Six months after the superannuation changes were put in place, self-managed superannuation fund members (SMSF) are still struggling with the complexities of the reforms, the head of the SMSF Association says.
Chief executive John Maroney said SMSF members and advisers are still coming to grips with the impact of the legislative changes in certain areas such as estate planning and death benefits.
Death benefits, which are a complex issue, have been made even more complex and while the transfer balance cap, total superannuation balances and SMSF event-based reporting are new concepts, advisers and members are trying to figure them out together, Maroney added.

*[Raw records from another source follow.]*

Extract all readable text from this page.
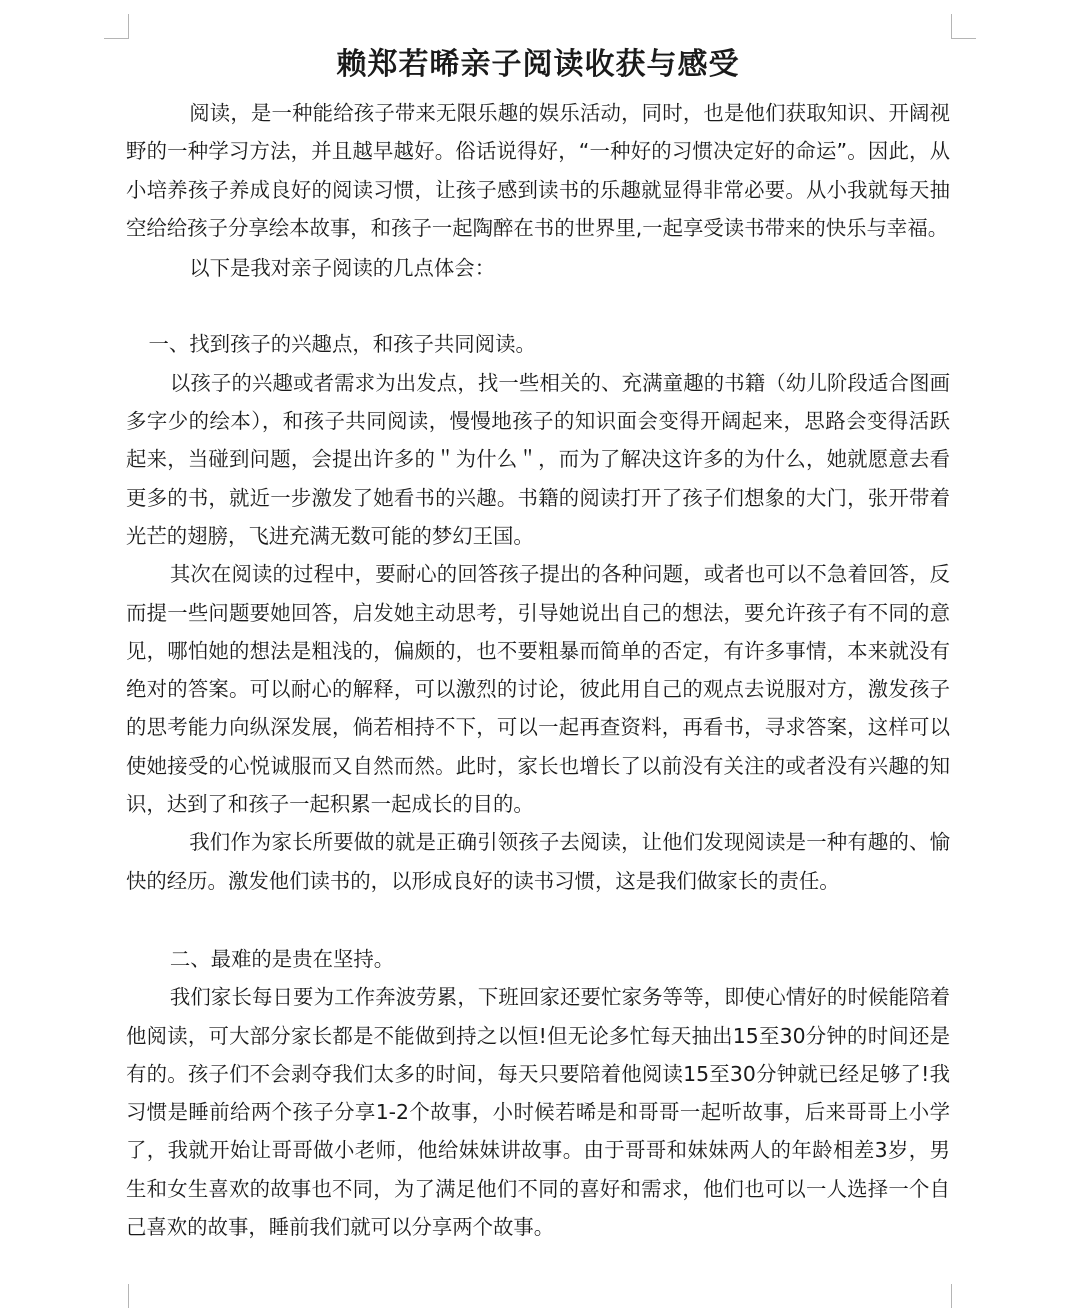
赖郑若晞亲子阅读收获与感受

阅读，是一种能给孩子带来无限乐趣的娱乐活动，同时，也是他们获取知识、开阔视野的一种学习方法，并且越早越好。俗话说得好，“一种好的习惯决定好的命运”。因此，从小培养孩子养成良好的阅读习惯，让孩子感到读书的乐趣就显得非常必要。从小我就每天抽空给给孩子分享绘本故事，和孩子一起陶醉在书的世界里,一起享受读书带来的快乐与幸福。

以下是我对亲子阅读的几点体会：

一、找到孩子的兴趣点，和孩子共同阅读。

以孩子的兴趣或者需求为出发点，找一些相关的、充满童趣的书籍（幼儿阶段适合图画多字少的绘本），和孩子共同阅读，慢慢地孩子的知识面会变得开阔起来，思路会变得活跃起来，当碰到问题，会提出许多的＂为什么＂，而为了解决这许多的为什么，她就愿意去看更多的书，就近一步激发了她看书的兴趣。书籍的阅读打开了孩子们想象的大门，张开带着光芒的翅膀，飞进充满无数可能的梦幻王国。

其次在阅读的过程中，要耐心的回答孩子提出的各种问题，或者也可以不急着回答，反而提一些问题要她回答，启发她主动思考，引导她说出自己的想法，要允许孩子有不同的意见，哪怕她的想法是粗浅的，偏颇的，也不要粗暴而简单的否定，有许多事情，本来就没有绝对的答案。可以耐心的解释，可以激烈的讨论，彼此用自己的观点去说服对方，激发孩子的思考能力向纵深发展，倘若相持不下，可以一起再查资料，再看书，寻求答案，这样可以使她接受的心悦诚服而又自然而然。此时，家长也增长了以前没有关注的或者没有兴趣的知识，达到了和孩子一起积累一起成长的目的。

我们作为家长所要做的就是正确引领孩子去阅读，让他们发现阅读是一种有趣的、愉快的经历。激发他们读书的，以形成良好的读书习惯，这是我们做家长的责任。

二、最难的是贵在坚持。

我们家长每日要为工作奔波劳累，下班回家还要忙家务等等，即使心情好的时候能陪着他阅读，可大部分家长都是不能做到持之以恒!但无论多忙每天抽出15至30分钟的时间还是有的。孩子们不会剥夺我们太多的时间，每天只要陪着他阅读15至30分钟就已经足够了!我习惯是睡前给两个孩子分享1-2个故事，小时候若晞是和哥哥一起听故事，后来哥哥上小学了，我就开始让哥哥做小老师，他给妹妹讲故事。由于哥哥和妹妹两人的年龄相差3岁，男生和女生喜欢的故事也不同，为了满足他们不同的喜好和需求，他们也可以一人选择一个自己喜欢的故事，睡前我们就可以分享两个故事。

"In the lead up to 1 July 2017, the industry's focus was on optimising contributions and reducing pension accounts to under $1.6 million as well as considering CGT relief for those affected by the transfer balance cap and transition to retirement changes," he said.
Consequently, members paid less attention to the longer-term strategies, namely optimising estate planning.

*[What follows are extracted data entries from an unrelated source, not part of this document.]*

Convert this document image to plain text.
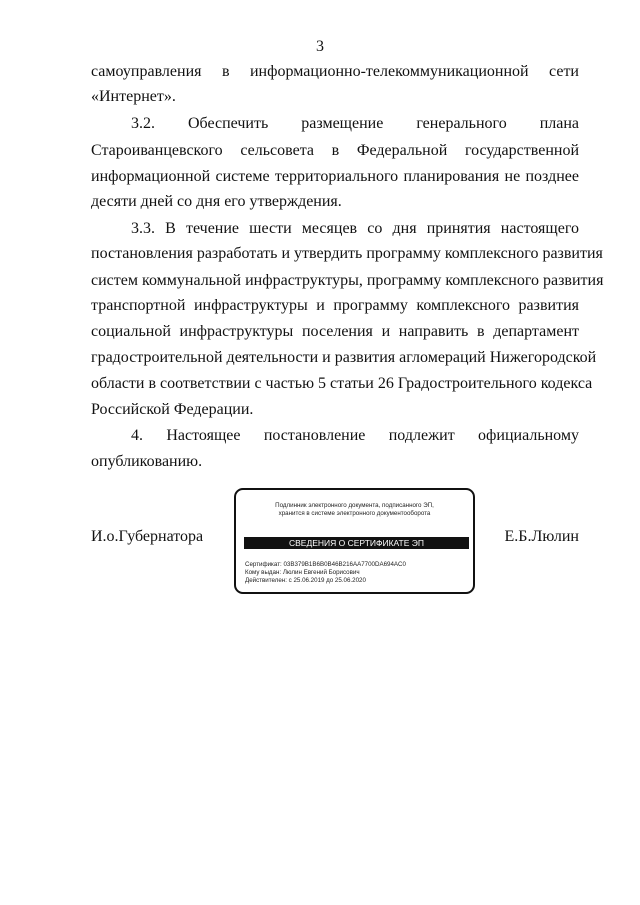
3
самоуправления в информационно-телекоммуникационной сети
«Интернет».
3.2. Обеспечить размещение генерального плана
Староиванцевского сельсовета в Федеральной государственной
информационной системе территориального планирования не позднее
десяти дней со дня его утверждения.
3.3. В течение шести месяцев со дня принятия настоящего
постановления разработать и утвердить программу комплексного развития
систем коммунальной инфраструктуры, программу комплексного развития
транспортной инфраструктуры и программу комплексного развития
социальной инфраструктуры поселения и направить в департамент
градостроительной деятельности и развития агломераций Нижегородской
области в соответствии с частью 5 статьи 26 Градостроительного кодекса
Российской Федерации.
4. Настоящее постановление подлежит официальному
опубликованию.
И.о.Губернатора	Е.Б.Люлин
Подлинник электронного документа, подписанного ЭП,
хранится в системе электронного документооборота
СВЕДЕНИЯ О СЕРТИФИКАТЕ ЭП
Сертификат: 03B379B1B6B0B46B216AA7700DA694AC0
Кому выдан: Люлин Евгений Борисович
Действителен: с 25.06.2019 до 25.06.2020
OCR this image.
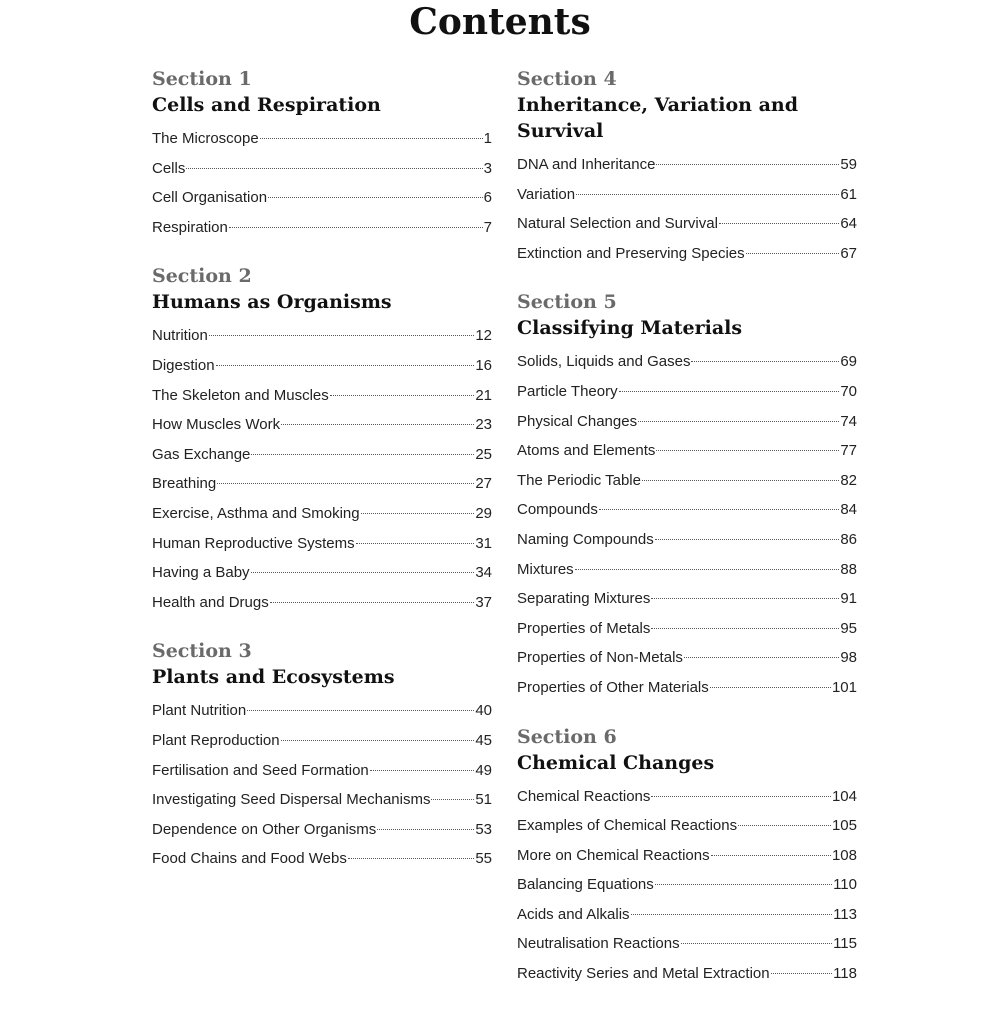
Contents
Section 1
Cells and Respiration
The Microscope	1
Cells	3
Cell Organisation	6
Respiration	7
Section 2
Humans as Organisms
Nutrition	12
Digestion	16
The Skeleton and Muscles	21
How Muscles Work	23
Gas Exchange	25
Breathing	27
Exercise, Asthma and Smoking	29
Human Reproductive Systems	31
Having a Baby	34
Health and Drugs	37
Section 3
Plants and Ecosystems
Plant Nutrition	40
Plant Reproduction	45
Fertilisation and Seed Formation	49
Investigating Seed Dispersal Mechanisms	51
Dependence on Other Organisms	53
Food Chains and Food Webs	55
Section 4
Inheritance, Variation and Survival
DNA and Inheritance	59
Variation	61
Natural Selection and Survival	64
Extinction and Preserving Species	67
Section 5
Classifying Materials
Solids, Liquids and Gases	69
Particle Theory	70
Physical Changes	74
Atoms and Elements	77
The Periodic Table	82
Compounds	84
Naming Compounds	86
Mixtures	88
Separating Mixtures	91
Properties of Metals	95
Properties of Non-Metals	98
Properties of Other Materials	101
Section 6
Chemical Changes
Chemical Reactions	104
Examples of Chemical Reactions	105
More on Chemical Reactions	108
Balancing Equations	110
Acids and Alkalis	113
Neutralisation Reactions	115
Reactivity Series and Metal Extraction	118
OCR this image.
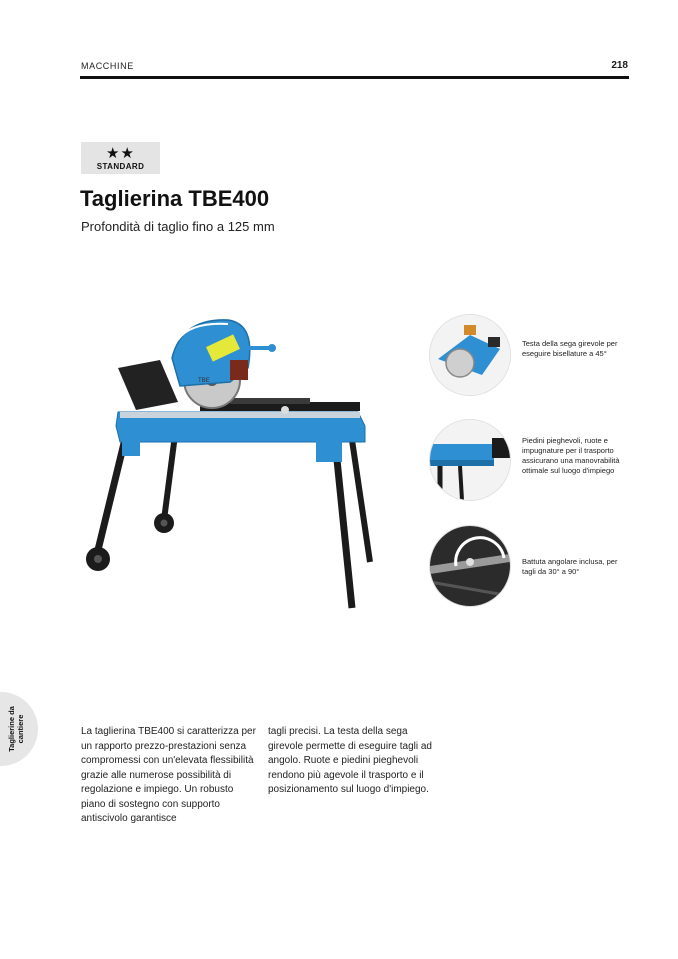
MACCHINE	218
★★
STANDARD
Taglierina TBE400
Profondità di taglio fino a 125 mm
TBE
Testa della sega girevole per eseguire bisellature a 45°
Piedini pieghevoli, ruote e impugnature per il trasporto assicurano una manovrabilità ottimale sul luogo d'impiego
Battuta angolare inclusa, per tagli da 30° a 90°
Taglierine da cantiere	La taglierina TBE400 si caratterizza per un rapporto prezzo-prestazioni senza compromessi con un'elevata flessibilità grazie alle numerose possibilità di regolazione e impiego. Un robusto piano di sostegno con supporto antiscivolo garantisce
tagli precisi. La testa della sega girevole permette di eseguire tagli ad angolo. Ruote e piedini pieghevoli rendono più agevole il trasporto e il posizionamento sul luogo d'impiego.
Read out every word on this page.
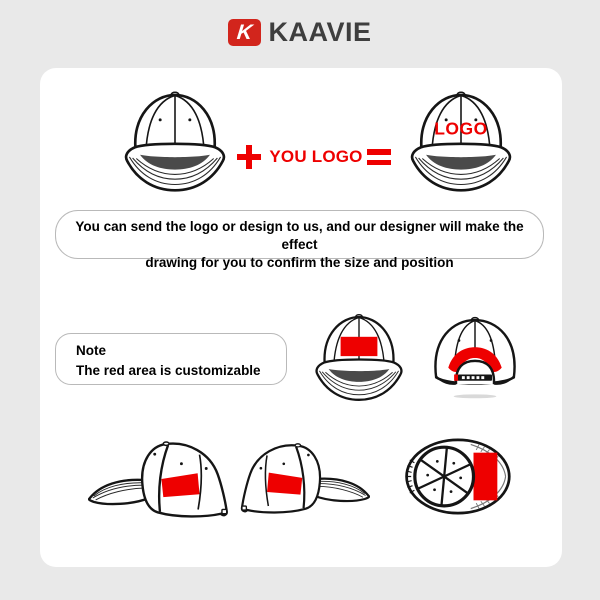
K KAAVIE
YOU LOGO
LOGO
You can send the logo or design to us, and our designer will make the effect
drawing for you to confirm the size and position
Note
The red area is customizable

SMSF members who fail to understand the changes or obtain proper advice could find themselves being forced to move money out of superannuation, Maroney warned.

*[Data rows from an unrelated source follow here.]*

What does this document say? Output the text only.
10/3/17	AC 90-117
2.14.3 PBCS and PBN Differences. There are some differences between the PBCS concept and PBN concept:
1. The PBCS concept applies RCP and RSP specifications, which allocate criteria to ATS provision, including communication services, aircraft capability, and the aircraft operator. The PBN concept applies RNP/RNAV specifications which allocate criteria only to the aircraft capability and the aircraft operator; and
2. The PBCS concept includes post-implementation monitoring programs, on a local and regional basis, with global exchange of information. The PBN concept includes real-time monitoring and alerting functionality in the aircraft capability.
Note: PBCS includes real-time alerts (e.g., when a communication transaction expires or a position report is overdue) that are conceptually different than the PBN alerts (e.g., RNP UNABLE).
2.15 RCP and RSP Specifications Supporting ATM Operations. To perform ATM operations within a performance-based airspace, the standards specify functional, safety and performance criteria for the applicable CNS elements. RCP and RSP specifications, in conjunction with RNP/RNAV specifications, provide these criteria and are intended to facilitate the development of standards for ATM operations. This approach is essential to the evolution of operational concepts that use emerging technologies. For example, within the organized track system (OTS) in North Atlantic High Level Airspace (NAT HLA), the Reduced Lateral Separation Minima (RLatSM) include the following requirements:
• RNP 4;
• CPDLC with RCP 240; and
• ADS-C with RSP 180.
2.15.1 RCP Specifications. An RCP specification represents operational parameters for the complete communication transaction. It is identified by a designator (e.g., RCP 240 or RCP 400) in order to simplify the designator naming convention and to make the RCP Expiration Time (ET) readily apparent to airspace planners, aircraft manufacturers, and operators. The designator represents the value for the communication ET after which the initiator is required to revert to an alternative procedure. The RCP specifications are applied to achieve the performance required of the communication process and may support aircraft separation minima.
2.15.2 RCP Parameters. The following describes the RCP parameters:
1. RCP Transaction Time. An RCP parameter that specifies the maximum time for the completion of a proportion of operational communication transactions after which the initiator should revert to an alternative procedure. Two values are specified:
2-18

"But the increased complexity can't be denied, and advisers are urged to speak regularly with their clients, to streamline and assess their processes, and take every opportunity to increase their technical knowledge," he said.
Maroney also expressed concerns over changes to the assets test rules for the Age Pension that is discouraging retirement savings and has other "detrimental" behavioural effects one year on.
The changes have a significant impact on middle-income earners who have accumulated an average-sized superannuation balance and benefit from a part Age Pension payment that supplements their superannuation income, he said.